Без малого на семь лет заперся он, с той еврейкой, не помышляя ни о себе самом, ни о своем королевстве, не заботясь ни о чем на свете.
Альфонсо открыл глаза, и сна как не бывало. Никогда и нигде не требовалось ему времени для перехода от сонных грез к действительности. Вот и сейчас он сразу же освоился с непривычным мавританским покоем, куда сквозь занавешенное узкое окошко лишь слабо пробивался утренний свет.
Голый, стройный, белотелый, рыжеволосый, лежал он в ленивой истоме на роскошной постели.
Спал он один. Ракель посреди ночи отослала его прочь; так же было и в предыдущие три раза. Она хотела просыпаться одна. С вечера и утром, прежде чем показаться ему, она долго занималась собой, купалась в розовой воде и тщательно одевалась.
Он встал, потянулся и, как был, голый, принялся шагать по небольшой, устланной коврами комнате. Он тихонько напевал про себя, но так как кругом стояла тишина и каждый звук был приглушен, он начал напевать громче, запел громче, громко, во весь голос запел воинственную песню, давая волю радости, теснившей грудь.
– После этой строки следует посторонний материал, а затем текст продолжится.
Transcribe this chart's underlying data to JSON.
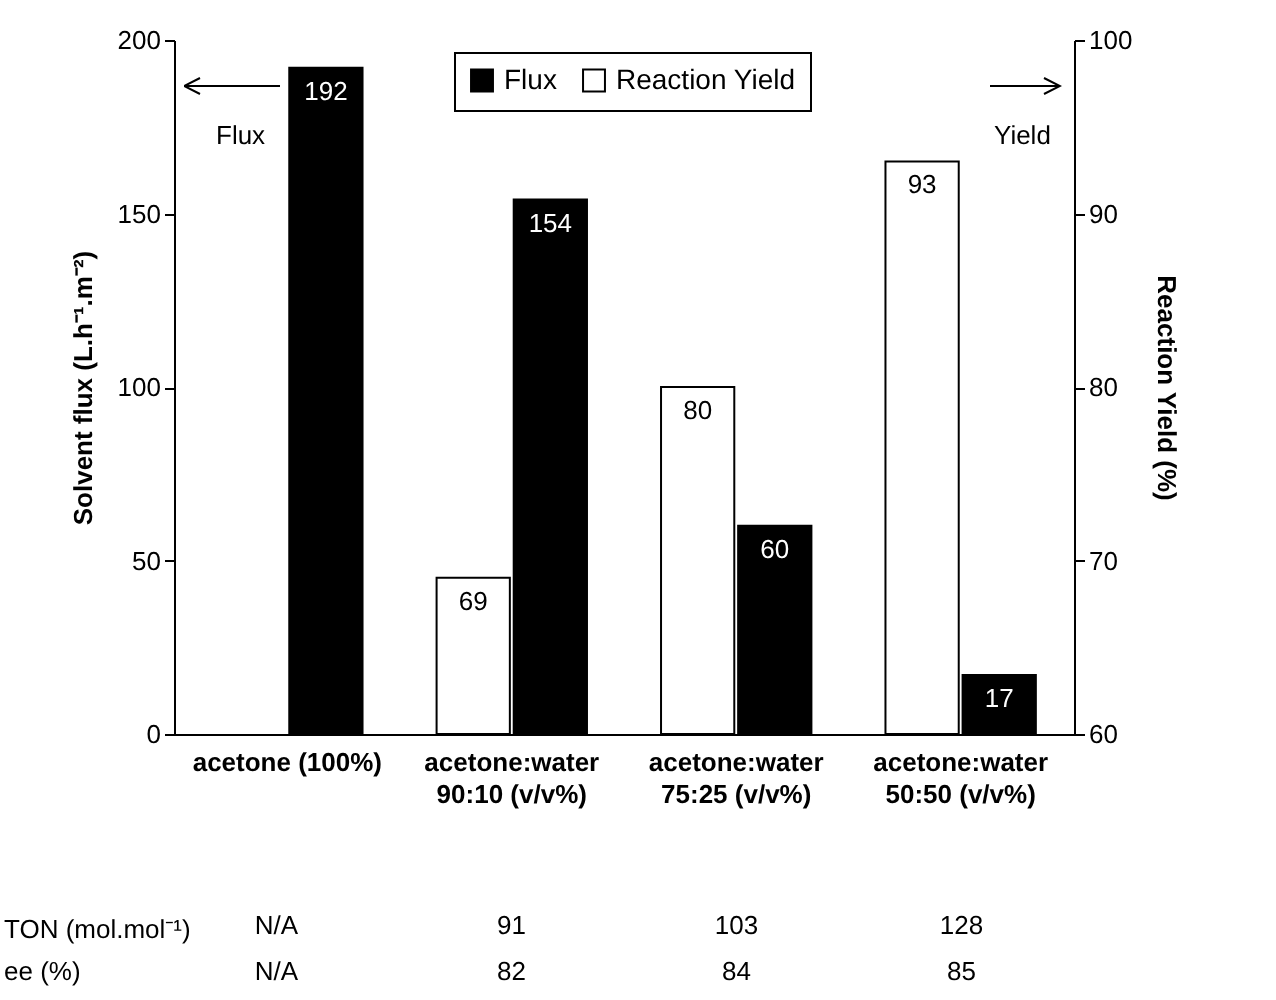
{
  "chart_data": {
    "type": "bar",
    "categories": [
      "acetone (100%)",
      "acetone:water\n90:10 (v/v%)",
      "acetone:water\n75:25 (v/v%)",
      "acetone:water\n50:50 (v/v%)"
    ],
    "series": [
      {
        "name": "Flux",
        "color": "#000000",
        "values": [
          192,
          154,
          60,
          17
        ]
      },
      {
        "name": "Reaction Yield",
        "color": "#ffffff",
        "values": [
          null,
          69,
          80,
          93
        ],
        "axis": "y2"
      }
    ],
    "ylabel": "Solvent flux (L.h⁻¹.m⁻²)",
    "y2label": "Reaction Yield (%)",
    "ylim": [
      0,
      200
    ],
    "yticks": [
      0,
      50,
      100,
      150,
      200
    ],
    "y2lim": [
      60,
      100
    ],
    "y2ticks": [
      60,
      70,
      80,
      90,
      100
    ],
    "data_labels": true,
    "legend": "top",
    "grid": false,
    "annotations": [
      "Flux",
      "Yield",
      "TON (mol.mol⁻¹)",
      "N/A",
      "91",
      "103",
      "128",
      "ee (%)",
      "N/A",
      "82",
      "84",
      "85"
    ]
  }
}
С тех пор как он находился в Галиане, он не видел ни одной христианской души, если не считать управителя Белардо; он не пускал к себе на глаза даже своего друга Гарсерана, а тот всякое утро являлся спросить, не пожелает ли и не прикажет ли государь чего-нибудь. Прежде каждый час был заполнен людьми и делами или хотя бы суетой и разговорами; а теперь впервые Альфонсо был не занят и один. Куда-то провалились Толедо, Бургос, священная война, вся Испания целиком, ничего не существовало, кроме него и Ракели. С изумлением отдавался он этому новому, никогда не испытанному чувству. Вот это настоящая жизнь; до сих пор он не жил, а прозябал в каком-то полусне.
Он перестал петь, расправил плечи, со вкусом зевнул, беспричинно засмеялся.
Потом он и Ракель снова были вместе. Позавтракали, он — куриным супом с мясным пирогом, она — яйцом, сластями и фруктами. Он выпил пряное вино пополам с водой, она — лимонный сок с сахаром. Он гордо и радостно озирал ее. Ракель была в широком одеянии из лёгкого шелка, на голову наброшено небольшое покрывало, как полагалось замужней женщине. Но сколько бы она ни куталась и ни закрывалась, все равно он знал её всю до кончиков ног.
Они оживленно болтали. Он требовал, чтобы она все рассказывала и растолковывала; ведь многое из того, что касалось ее, было ему чуждо, а он желал знать все и понимал ее, на каком бы языке она ни говорила — на арабском, латинском или кастильском. Да и самому ему без конца приходило в голову что-то новое, что, конечно, должно быть ей любопытно, и он спешил с ней этим поделиться. Всякое слово, сказанное одним из них, было очень важно, хотя бы оно и звучало бессмысленно и ребячливо, а, оставшись наедине, каждый из них вспоминал слова другого и обдумывал их, улыбаясь. Какая же это радость — по намеку понимать друг друга, несмотря на то, что они такие разные. Но ведь в самых своих заветных чувствах они единодушны, ибо оба ощущают одно и то же беспредельное счастье.
О, блаженство слияния друг с другом! Вот оно приближается, оно все ближе. Еще короткий миг — и оно настанет, и оба жаждут его и все же медлят, ибо желание не менее сладко, чем свершение.
При Галиане был большой парк. Внутри строгих белых стен ограды столько оставалось неоткрытых уголков, и со всем — с рощицей, с беседкой, с прудом и с самым домом были связаны удивительные события и воспоминания. Например, две полуразрушенные цистерны: эти остатки древней машины рабби Ханана для измерения времени так и оставили нетронутыми. Ракель рассказала Альфонсо о жизни и кончине рабби Ханана, соорудившего машину, Альфонсо выслушал, не очень заинтересовался и промолчал.